I am studying the following Kaggle kernel and trying to replicate it:
https://www.kaggle.com/piantic/plant-pathology-2020-pytorch-for-beginner

In the section titled, “PreTrainedModels”, the author uses a resnet34 model and writes the following loss function class:

class DenseCrossEntropy(nn.Module):

    def __init__(self):
        super(DenseCrossEntropy, self).__init__()
        
        
    def forward(self, logits, labels):
        logits = logits.float()
        labels = labels.float()
        
        logprobs = F.log_softmax(logits, dim=-1)
        
        loss = -labels * logprobs
        loss = loss.sum(-1)

        return loss.mean()

I’ve read about Cross Entropy Loss function and I think I get the basic gist of it. But I do not understand what’s going on in this class. Can someone please explain what’s going on?

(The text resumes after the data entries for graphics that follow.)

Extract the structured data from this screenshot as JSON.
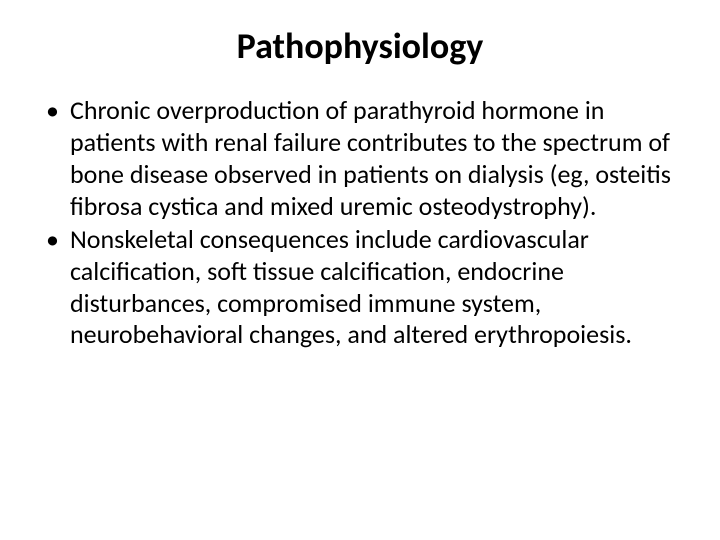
{
  "title": "Pathophysiology",
  "title_fontsize": 36,
  "title_weight": 700,
  "title_align": "center",
  "background_color": "#ffffff",
  "text_color": "#000000",
  "font_family": "Calibri, 'Segoe UI', Arial, sans-serif",
  "bullets": [
    "Chronic overproduction of parathyroid hormone in patients with renal failure contributes to the spectrum of bone disease observed in patients on dialysis (eg, osteitis fibrosa cystica and mixed uremic osteodystrophy).",
    " Nonskeletal consequences include cardiovascular calcification, soft tissue calcification, endocrine disturbances, compromised immune system, neurobehavioral changes, and altered erythropoiesis."
  ],
  "bullet_fontsize": 26,
  "bullet_line_height": 1.22,
  "bullet_marker": "•",
  "slide_width": 720,
  "slide_height": 540
}
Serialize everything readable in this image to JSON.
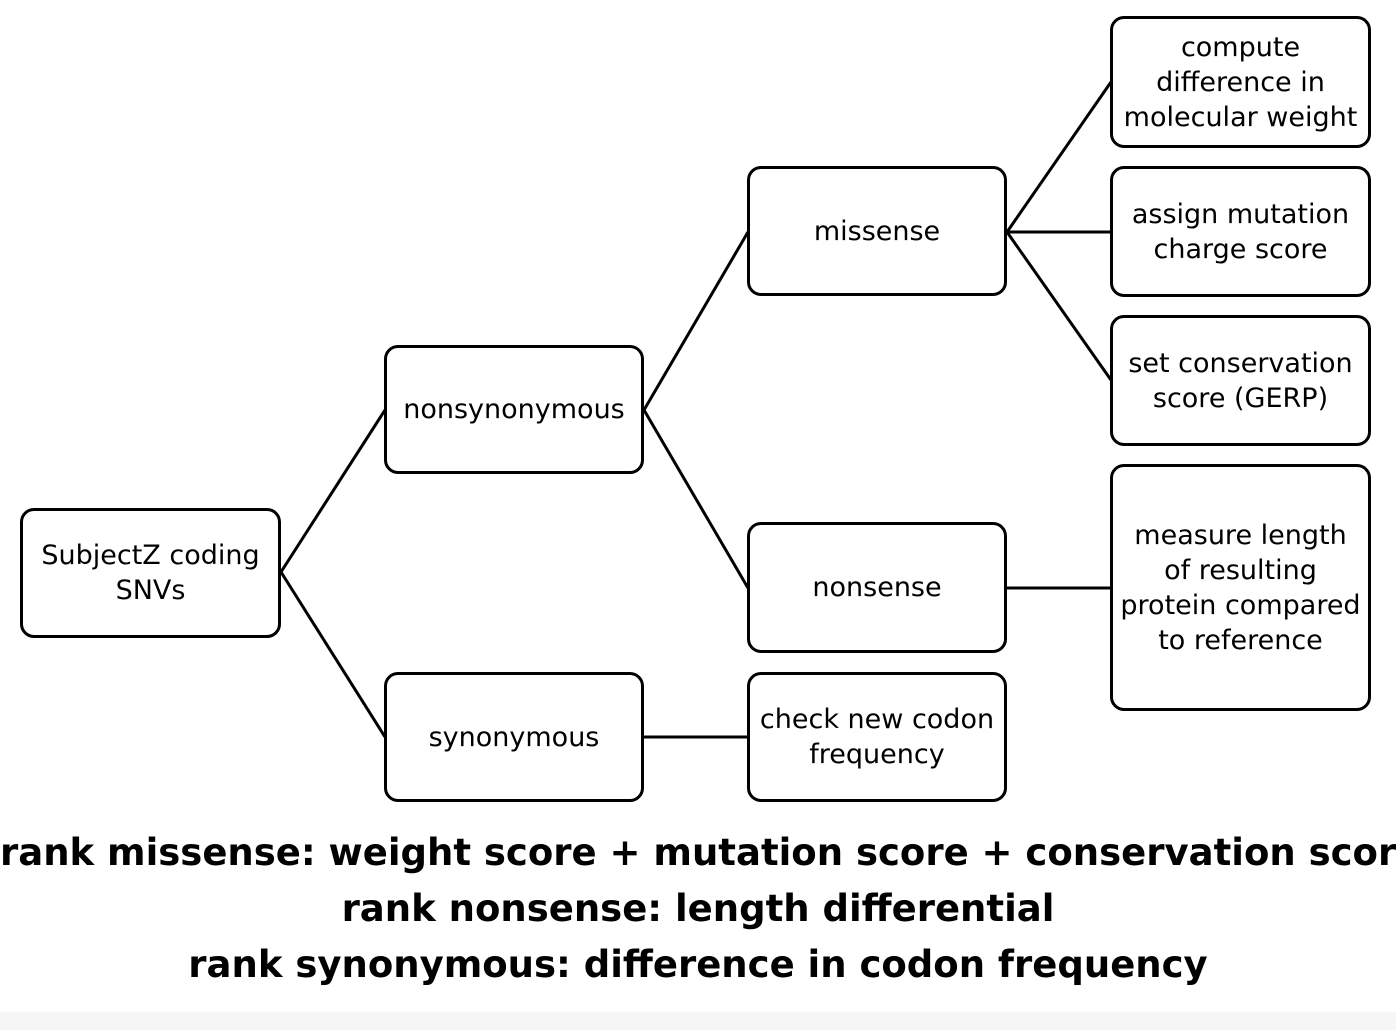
{
  "nodes": {
    "root": "SubjectZ coding SNVs",
    "nonsynonymous": "nonsynonymous",
    "synonymous": "synonymous",
    "missense": "missense",
    "nonsense": "nonsense",
    "codon_check": "check new codon frequency",
    "molecular_weight": "compute difference in molecular weight",
    "mutation_charge": "assign mutation charge score",
    "conservation": "set conservation score (GERP)",
    "protein_length": "measure length of resulting protein compared to reference"
  },
  "captions": {
    "missense_rank": "rank missense: weight score + mutation score + conservation score",
    "nonsense_rank": "rank nonsense: length differential",
    "synonymous_rank": "rank synonymous: difference in codon frequency"
  }
}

I can see its calculating the log softmax but then why the multiplication with the labels? And why loss.sum(-1)?

This is a Kaggle competition where given a plant image, we have to predict 4 classes (healthy or 3 types of diseases).

Thank you so much for your help!

Hi Subhankar!

Pytorch’s CrossEntropyLoss takes as its target (labels) a single
integer class label for each sample in the batch (i.e., a tensor of shape
[nBatch]). That is, target == 2 means that class “2” is the right answer
with 100% certainty.

The notion of cross-entropy is more general, however, in that it compares
two probability distributions.

So you might wish to work with probabilistic targets. e.g. for nBatch = 1:

target = torch.FloatTensor ([[0.1, 0.2, 0.7]])

This means that this sample is in class “0” with probability 10%, in
class “1” with probability 20%, and in class “2” with probability 70%.

This more general version of cross-entropy (which Kaggle is calling
DenseCrossEntropy) is not supported directly in pytorch, hence the
need to implement it explicitly. (But it’s not very hard, and you can
do it using pytorch tensor operations, so you get the full benefits of
autograd and gpu support.)

The “multiplication with the labels” is multiplying the vector of
probabilistic labels (element-wise) with the vector of logprobs
obtained from the vector of logits (raw-score predictions). The
sum is just summing these terms in the formula for cross-entropy
across classes (within a single sample, hence .sum (dim = -1)).

To recap one key point: for DenseCrossEntropy, labels has
shape [nBatch, nClass], while for torch.nn.CrossEntropyLoss,
labels (target) has shape [nBatch].

You can see the formula for this general cross-entropy in Wikipedia’s
Cross entropy entry.

Compare this to the formula for pytorch’s CrossEntropyLoss that uses
categorical class labels for its target.

(As an aside, you can use one-hot-encoded class labels as a special
case of probabilistic labels with DenseCrossEntropy. These are
just labels that consist of all 0s (0% probability) for all of the classes
except for one 1 (100% probability) for the class that is being labelled
as “correct.”)

Best.

K. Frank

Thank you so much!! I understood this now.